Zeepun mulai cemas jika mengingat semua itu,dan memang benar yang dikatakan Deril,ya meskipun nanti Yoga menerima Reva tapi bagaimana dengan keluarganya.


"Zee,aku tahu,kamu mau bantuin Reva,tapi sebelum Reva melangkah lebih jauh,tolong kamu nasehatin dia ya,aku gak mau nantinya Reva malah sakit hati," ucap Deril sambil mengusap kepala Zee.


"Ya udah,nanti biar aku coba bicara sama Reva,lagian aku gak mau dia ngerasain apa yang aku rasain dulu,ditolak Thu gak enak," ucap Zee yang justru menyindir suaminya.


Deril melirik kearah istrinya, "Zee,gak usah mulai dech,"


"Kenapa?emang bener kok,kamu Thu gak pernah tahu rasanya sakit hati ditolak,makanya bisa ngomong seenaknya,sedangkan aku udah Khatam," ucap Zee sambil berdiri.


Deril semakin terlihat kesal dengan ucapan istrinya itu,iapun menarik tubuh Zee hingga jatuh dipangkuannya lalu menggelitik tubuh Zee hingga Zee menggeliat kegelian.
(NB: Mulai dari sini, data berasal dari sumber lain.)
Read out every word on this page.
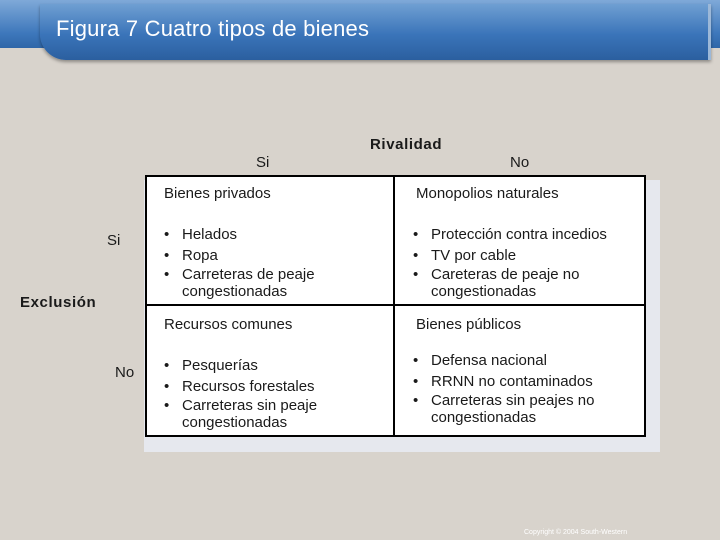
Figura 7 Cuatro tipos de bienes
Rivalidad
Si	No
Exclusión
Si
No
Bienes privados
• Helados
• Ropa
• Carreteras de peaje congestionadas
Monopolios naturales
• Protección contra incedios
• TV por cable
• Careteras de peaje no congestionadas
Recursos comunes
• Pesquerías
• Recursos forestales
• Carreteras sin peaje congestionadas
Bienes públicos
• Defensa nacional
• RRNN no contaminados
• Carreteras sin peajes no congestionadas
Copyright © 2004 South-Western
"Aduh...aduh...ampun," pekik Zee.


Deril melepaskan tubuh istrinya, "Makanya jangan suka ngejekin suami sendiri," ucap Deril.


Zee terkekeh, "Biarin," iapun buru-buru pergi takut Deril menyerangnya lagi tapi justru ia menyenggol laptop Deril hingga jatuh kelantai.


"Prakkkk" Keduanya terkejut dan tertegun melihat laptop yang sudah pecah itu.


"Zee...." Teriak Deril yang terlihat marah.


"Maaf," ucap Zee dengan wajah memelas.